Human Worth

Human Worth:

What's the worth of a human life? What is it about a human life that makes it worth something? That's a hard question: harder than it seems.



What's the worth of the man who drinks at the well, uninvited? None at all, to Sherif Ali: and it is the insight of honor cultures that not everyone is created equal, but that some are better than others. Does that mean that some can be worth nothing, or is there some minimal quality beyond which no human being can fall? "He was nothing," Sherif Ali says, and that is the honest attitude of many to those who get in the way.

"Nothing" in ethics is the equal opposite of infinity: once we have reduced the good of a person to "nothing," you would be irrational if you didn't trade his life for a penny. After all, a penny is worth something.

In the West, we have tried to provide other answers. Let us consider three, as exemplified by a very moving piece on fatherhood. There is Dr. Singer's answer.

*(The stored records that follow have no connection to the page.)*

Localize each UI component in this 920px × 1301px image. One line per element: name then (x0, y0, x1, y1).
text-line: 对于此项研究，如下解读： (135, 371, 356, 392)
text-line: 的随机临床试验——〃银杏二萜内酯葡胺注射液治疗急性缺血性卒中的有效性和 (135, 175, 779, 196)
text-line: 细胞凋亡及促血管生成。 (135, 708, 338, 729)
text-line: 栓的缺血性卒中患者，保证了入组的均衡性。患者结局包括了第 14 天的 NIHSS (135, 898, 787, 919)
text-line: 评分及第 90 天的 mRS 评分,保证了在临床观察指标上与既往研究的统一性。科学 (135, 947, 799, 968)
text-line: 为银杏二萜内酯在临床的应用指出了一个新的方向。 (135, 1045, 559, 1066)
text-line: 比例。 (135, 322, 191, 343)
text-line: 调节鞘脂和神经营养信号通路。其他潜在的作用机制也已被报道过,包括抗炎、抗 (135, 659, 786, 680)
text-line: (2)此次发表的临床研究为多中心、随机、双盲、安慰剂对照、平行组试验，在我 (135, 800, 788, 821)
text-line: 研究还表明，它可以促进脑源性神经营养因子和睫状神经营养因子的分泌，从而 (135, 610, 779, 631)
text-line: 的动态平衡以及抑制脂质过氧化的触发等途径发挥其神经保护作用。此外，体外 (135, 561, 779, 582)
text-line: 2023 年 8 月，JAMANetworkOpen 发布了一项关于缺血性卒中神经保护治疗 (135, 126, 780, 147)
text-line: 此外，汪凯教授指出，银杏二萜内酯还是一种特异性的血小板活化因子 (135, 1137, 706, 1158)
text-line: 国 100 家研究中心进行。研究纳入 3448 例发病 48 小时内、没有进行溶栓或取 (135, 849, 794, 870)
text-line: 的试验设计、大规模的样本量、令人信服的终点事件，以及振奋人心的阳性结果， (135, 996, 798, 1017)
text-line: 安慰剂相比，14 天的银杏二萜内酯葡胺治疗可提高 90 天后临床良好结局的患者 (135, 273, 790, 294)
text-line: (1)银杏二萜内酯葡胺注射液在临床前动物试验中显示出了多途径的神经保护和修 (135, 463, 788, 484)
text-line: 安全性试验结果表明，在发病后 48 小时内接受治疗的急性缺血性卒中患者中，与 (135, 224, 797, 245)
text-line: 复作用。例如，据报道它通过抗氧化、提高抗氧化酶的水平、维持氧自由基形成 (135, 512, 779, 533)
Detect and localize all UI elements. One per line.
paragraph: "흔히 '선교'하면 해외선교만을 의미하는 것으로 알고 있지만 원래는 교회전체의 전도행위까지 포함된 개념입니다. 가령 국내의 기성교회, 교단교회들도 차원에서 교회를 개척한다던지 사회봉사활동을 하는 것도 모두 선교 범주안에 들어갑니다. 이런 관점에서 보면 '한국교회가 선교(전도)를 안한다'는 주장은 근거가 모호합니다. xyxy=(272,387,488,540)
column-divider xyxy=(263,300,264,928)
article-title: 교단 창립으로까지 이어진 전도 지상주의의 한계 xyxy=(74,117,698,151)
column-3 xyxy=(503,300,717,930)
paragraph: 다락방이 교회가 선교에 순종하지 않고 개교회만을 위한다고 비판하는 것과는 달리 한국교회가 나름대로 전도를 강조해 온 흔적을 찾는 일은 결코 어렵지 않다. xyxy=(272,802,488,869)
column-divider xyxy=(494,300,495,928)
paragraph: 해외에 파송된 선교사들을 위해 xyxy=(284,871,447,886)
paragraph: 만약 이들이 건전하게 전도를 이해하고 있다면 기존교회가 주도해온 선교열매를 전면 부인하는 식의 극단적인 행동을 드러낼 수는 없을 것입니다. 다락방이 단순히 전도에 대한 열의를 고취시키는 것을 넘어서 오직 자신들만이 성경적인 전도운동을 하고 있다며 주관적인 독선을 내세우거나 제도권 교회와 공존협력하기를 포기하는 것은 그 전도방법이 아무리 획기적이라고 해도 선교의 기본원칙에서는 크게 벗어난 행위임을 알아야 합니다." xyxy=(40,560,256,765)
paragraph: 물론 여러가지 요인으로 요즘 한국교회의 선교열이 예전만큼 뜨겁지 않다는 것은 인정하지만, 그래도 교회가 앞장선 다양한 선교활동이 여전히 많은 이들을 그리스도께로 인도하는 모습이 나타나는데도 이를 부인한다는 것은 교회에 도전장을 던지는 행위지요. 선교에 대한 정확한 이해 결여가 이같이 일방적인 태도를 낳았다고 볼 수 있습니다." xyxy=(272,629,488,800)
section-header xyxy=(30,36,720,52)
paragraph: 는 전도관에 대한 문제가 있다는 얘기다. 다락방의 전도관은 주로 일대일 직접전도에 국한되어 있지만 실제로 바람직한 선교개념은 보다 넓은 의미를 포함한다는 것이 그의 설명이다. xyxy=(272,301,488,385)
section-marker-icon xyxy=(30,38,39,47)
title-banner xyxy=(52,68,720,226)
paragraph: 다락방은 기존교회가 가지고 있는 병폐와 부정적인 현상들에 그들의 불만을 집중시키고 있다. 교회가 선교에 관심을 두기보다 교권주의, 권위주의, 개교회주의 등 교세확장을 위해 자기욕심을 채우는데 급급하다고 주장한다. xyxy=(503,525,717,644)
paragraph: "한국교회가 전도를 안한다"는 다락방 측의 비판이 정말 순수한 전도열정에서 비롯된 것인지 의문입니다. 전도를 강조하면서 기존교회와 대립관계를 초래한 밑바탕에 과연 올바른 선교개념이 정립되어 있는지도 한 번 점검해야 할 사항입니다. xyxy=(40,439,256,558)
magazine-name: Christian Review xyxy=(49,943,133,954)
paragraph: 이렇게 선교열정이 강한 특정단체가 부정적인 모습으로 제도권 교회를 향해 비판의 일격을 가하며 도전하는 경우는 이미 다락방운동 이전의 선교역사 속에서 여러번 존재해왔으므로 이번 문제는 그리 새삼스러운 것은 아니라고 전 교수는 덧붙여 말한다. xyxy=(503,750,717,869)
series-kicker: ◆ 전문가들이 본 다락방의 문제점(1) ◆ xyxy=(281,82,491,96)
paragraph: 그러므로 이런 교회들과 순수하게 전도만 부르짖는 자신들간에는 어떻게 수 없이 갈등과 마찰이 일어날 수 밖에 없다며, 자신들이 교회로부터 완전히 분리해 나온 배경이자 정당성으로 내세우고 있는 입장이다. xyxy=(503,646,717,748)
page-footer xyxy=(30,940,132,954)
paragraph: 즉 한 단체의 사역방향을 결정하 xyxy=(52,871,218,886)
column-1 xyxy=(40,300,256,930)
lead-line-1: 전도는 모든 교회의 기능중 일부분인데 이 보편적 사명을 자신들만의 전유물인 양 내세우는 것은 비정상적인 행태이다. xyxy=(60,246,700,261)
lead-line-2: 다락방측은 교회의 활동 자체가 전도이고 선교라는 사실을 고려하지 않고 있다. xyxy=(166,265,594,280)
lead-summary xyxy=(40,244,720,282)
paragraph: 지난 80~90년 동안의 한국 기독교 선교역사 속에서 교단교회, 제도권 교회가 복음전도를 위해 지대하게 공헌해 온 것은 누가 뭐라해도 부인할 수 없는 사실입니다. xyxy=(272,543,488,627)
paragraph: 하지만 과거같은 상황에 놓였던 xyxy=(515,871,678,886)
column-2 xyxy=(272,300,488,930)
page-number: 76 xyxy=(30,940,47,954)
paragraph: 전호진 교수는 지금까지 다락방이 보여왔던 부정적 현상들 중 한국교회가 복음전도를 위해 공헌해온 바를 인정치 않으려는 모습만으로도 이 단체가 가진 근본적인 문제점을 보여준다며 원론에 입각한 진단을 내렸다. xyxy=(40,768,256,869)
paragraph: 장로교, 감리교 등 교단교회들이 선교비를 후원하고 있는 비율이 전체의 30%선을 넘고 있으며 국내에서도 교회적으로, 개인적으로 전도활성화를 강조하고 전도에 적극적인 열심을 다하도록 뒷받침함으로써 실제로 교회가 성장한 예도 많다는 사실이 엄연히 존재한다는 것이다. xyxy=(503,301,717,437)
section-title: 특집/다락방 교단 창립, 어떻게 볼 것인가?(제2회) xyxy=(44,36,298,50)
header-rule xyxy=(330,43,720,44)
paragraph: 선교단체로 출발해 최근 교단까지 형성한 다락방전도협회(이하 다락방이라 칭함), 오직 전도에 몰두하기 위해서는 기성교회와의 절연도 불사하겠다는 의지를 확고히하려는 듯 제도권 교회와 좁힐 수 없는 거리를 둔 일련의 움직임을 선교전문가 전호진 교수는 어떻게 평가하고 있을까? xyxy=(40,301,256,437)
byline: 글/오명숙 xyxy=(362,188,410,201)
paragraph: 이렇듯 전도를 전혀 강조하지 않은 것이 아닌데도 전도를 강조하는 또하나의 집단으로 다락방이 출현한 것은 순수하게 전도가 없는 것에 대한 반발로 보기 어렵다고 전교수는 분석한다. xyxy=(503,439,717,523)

As I grew older, I was inspired by Socrates' statement that "the unexamined life is not worth living." Similarly, Aristotle's dictum that man is the animal having "logos," the power of reasoning, impressed me. The notion that the human being is a rational animal made sense, and I internalized it as a basic assumption, as I did Socrates' pronouncement. At San Francisco State University, I became intrigued by the Enlightenment. John Locke, David Hume, and Immanuel Kant fascinated me. Who would not want to be enlightened? Who in his or her right mind would choose in favor of a benighted past of superstition, ignorance, and blind faith in custom? I put my faith in reason....

After his birth, as I entered the intensive-care nursery, I was deeply ambivalent, having been persuaded by the Princeton philosopher Peter Singer's advocacy of expanding reproductive choice to include infanticide. But there was my son, asleep or unconscious, on a ventilator, motionless under a heat lamp, tubes and wires everywhere, monitors alongside his steel and transparent-plastic crib. What most stirred me was the way he resembled me. Nothing had prepared me for this, the shock of recognition, for he was the boy in my own baby pictures, the image of me when I was an infant.

Eight months after the birth, a doctor commented, after viewing the results of a CT scan, that his brain looked like "Swiss cheese," it was so full of dead patches.

So from the start, I had to wrestle with the reality of his condition. Martin Luther held the opinion that, because a child such as August was a "changeling"—merely a mass of flesh, a massa carnis, with no soul—he should be drowned. And Singer reasonably would maintain that my son would not qualify as a "person," because he would have no consciousness of himself in time and space.
There is the answer the doctor eventually comes to about his son.
And I agree with Rabbi Harold Kushner when he writes and talks about bad things happening to good people: August's disability does not form a part of "God's plan" and does not serve as a tool for God to teach me or anyone else wisdom. What kind of a God would it be, anyway, to deprive my boy of speech and movement just to instruct me? A cruel and arbitrary God. August's disabilities are not a blessing; but neither are they a divine curse. To traffic in a cosmic economy of blessings and curses is to revert to an ancient prejudice. Indeed, even though August's disabilities offer ample opportunity for public interpretation, they do not mean anything at all in and of themselves—they have no intrinsic significance. They simply are what they are.

That is not to deny that August, along with my daughter and my wife, is the most amazing and wonderful thing that has ever happened to me, for he has allowed me an additional opportunity to profoundly love another human being.... there are limits to reason.
There is the third position, which he understands well enough to articulate it:
And then there are the Christians, who see in August a child of God. Given the educated alternative I just sketched out, that response seems a relief. Here in the South, they come up and say "God bless!," to which, depending on the occasion and the person, I sometimes respond, "This is my beloved son, in whom I am well pleased."
You've probably sorted out that I have more to say about this, but before I do, I want to hear what you think (and why).